The paper shows “the virus is mutating due to a combination of neutral drift-which just means random genetic changes that don’t help or hurt the virus-and pressure from our immune systems,” said Ilya Finkelstein, Associate Professor at The University of Texas at Austin and co-author of the study.
During the initial wave of the pandemic, 71 per cent of the novel coronaviruses identified in patients in Houston had this mutation.

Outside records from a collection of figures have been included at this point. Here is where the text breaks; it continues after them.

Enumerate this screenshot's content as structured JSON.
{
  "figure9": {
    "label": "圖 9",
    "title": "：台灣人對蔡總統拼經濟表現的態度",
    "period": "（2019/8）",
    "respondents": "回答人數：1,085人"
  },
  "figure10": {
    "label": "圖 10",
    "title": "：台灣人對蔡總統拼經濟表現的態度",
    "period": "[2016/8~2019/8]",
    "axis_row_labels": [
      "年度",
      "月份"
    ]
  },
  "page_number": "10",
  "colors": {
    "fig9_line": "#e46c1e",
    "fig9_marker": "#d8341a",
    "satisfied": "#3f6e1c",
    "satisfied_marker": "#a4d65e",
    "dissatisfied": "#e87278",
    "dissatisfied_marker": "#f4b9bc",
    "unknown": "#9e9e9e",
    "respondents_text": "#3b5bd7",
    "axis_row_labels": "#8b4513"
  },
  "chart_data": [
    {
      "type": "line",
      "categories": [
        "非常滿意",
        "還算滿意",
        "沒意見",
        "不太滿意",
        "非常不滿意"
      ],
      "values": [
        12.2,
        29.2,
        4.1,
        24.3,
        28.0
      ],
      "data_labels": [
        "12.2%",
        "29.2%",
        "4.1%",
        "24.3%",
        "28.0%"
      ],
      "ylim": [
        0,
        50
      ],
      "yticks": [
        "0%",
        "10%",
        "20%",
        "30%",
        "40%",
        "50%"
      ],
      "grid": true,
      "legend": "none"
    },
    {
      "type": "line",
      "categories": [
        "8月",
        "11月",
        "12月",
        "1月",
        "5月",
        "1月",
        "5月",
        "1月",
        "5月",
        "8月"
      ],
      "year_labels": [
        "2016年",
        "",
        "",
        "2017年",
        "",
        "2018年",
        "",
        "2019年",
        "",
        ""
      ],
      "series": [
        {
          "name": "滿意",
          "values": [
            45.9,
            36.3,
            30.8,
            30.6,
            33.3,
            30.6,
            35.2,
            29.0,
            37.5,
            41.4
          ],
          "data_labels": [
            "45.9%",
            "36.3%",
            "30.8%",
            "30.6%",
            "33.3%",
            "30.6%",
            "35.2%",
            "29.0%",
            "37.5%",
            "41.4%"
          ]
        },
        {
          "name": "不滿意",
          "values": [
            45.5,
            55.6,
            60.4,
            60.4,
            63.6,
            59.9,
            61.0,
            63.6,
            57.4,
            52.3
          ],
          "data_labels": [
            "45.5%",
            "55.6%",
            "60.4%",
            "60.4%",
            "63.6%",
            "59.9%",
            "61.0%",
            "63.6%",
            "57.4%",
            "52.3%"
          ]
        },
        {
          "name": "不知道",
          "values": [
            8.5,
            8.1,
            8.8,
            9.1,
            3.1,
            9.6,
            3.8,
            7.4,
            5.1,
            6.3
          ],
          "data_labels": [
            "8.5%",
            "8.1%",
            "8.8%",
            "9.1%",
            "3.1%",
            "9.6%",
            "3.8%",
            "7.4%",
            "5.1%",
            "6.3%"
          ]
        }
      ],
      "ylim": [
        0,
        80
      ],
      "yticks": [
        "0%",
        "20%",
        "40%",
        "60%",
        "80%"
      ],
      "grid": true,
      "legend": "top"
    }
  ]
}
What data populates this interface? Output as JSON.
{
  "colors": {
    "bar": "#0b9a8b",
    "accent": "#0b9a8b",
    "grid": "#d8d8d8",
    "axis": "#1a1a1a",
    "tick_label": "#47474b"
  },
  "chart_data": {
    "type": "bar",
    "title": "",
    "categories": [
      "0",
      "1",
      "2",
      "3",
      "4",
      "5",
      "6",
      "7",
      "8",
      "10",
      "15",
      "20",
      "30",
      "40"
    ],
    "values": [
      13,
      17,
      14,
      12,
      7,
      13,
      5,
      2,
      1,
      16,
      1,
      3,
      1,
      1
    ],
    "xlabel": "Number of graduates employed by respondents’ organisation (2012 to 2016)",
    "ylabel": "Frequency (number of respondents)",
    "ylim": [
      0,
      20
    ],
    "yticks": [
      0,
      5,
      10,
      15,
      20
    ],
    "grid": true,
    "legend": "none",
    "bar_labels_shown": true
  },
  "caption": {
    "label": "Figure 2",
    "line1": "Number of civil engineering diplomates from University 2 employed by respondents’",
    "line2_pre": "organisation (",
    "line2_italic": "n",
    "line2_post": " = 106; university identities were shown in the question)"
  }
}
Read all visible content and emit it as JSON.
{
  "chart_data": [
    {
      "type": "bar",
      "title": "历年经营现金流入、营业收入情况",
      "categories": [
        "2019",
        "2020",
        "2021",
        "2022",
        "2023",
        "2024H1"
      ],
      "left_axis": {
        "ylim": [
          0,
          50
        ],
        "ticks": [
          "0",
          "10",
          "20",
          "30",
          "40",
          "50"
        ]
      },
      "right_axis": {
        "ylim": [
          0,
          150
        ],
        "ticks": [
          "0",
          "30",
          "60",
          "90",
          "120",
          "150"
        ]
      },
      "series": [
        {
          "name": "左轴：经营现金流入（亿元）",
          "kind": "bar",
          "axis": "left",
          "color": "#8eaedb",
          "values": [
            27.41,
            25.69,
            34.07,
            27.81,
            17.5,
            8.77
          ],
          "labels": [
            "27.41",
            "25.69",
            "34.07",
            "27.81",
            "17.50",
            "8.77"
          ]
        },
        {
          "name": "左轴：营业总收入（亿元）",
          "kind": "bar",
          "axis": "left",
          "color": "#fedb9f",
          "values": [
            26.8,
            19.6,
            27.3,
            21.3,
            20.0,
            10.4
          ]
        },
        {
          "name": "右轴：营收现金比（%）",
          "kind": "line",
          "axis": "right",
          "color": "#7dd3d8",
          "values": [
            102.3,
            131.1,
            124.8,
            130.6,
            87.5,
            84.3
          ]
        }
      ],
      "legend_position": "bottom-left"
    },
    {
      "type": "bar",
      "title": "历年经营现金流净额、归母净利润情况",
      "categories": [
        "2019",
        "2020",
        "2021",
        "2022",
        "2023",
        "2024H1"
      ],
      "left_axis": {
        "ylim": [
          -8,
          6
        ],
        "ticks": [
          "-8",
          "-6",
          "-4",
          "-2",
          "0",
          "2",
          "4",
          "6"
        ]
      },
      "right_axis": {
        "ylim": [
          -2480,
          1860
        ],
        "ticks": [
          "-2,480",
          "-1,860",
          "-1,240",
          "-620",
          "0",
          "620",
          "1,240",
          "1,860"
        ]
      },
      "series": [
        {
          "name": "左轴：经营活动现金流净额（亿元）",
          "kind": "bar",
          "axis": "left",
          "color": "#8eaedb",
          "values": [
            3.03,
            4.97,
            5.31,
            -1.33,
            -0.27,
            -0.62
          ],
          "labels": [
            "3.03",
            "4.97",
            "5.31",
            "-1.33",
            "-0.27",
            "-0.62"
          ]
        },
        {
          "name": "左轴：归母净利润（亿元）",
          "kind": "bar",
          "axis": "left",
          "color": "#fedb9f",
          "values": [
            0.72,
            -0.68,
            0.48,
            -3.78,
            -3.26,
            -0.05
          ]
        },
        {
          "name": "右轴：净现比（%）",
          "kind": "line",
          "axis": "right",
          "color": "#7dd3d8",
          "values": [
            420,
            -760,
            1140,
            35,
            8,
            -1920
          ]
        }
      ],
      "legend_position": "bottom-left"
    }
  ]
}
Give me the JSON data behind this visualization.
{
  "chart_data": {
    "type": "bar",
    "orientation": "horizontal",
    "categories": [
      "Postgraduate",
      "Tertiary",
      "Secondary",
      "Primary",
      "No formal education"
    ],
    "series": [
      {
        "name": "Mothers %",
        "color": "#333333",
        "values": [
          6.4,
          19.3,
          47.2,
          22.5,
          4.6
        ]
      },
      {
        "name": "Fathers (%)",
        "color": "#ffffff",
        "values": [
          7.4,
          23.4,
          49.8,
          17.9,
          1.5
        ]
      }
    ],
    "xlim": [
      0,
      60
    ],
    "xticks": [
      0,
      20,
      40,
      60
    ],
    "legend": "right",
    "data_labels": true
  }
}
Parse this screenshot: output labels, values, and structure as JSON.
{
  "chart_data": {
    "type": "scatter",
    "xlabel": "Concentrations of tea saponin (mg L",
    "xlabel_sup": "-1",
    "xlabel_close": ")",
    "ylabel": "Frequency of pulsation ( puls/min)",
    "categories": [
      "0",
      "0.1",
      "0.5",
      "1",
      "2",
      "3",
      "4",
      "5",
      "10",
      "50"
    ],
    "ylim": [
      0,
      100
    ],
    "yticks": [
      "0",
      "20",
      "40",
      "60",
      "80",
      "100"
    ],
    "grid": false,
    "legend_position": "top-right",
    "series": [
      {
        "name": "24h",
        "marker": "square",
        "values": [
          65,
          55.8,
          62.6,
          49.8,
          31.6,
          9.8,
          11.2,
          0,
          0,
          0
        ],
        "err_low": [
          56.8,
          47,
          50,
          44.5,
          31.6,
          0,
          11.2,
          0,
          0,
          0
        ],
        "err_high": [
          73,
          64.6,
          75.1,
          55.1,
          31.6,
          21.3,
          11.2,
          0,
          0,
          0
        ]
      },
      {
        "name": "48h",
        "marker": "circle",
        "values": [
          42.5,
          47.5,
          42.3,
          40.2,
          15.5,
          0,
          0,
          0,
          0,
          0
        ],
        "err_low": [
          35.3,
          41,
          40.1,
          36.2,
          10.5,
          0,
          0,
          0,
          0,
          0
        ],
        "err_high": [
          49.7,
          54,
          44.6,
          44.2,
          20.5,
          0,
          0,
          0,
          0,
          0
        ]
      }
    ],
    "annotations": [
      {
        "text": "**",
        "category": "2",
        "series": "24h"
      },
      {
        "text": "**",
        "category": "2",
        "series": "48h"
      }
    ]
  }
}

When the second wave of the outbreak hit Houston during the summer, this variant had leaped to 99.9 per cent prevalence, said the study, adding that this mirrors a trend observed around the world.
A study published in July based on more than 28,000 genome sequences found that variants carrying the D614G mutation became the globally dominant form of SARS-CoV-2 in about a month.
SARS-CoV-2 is the coronavirus that causes Covid-19.
The good news is that this mutation is rare and does not appear to make the disease more severe for infected patients.
“The virus continues to mutate as it rips through the world,” Finkelstein said.
“Real-time surveillance efforts like our study will ensure that global vaccines and therapeutics are always one step ahead.”
The scientists noted a total of 285 mutations across thousands of infections, although most do not appear to have a significant effect on how severe the disease is.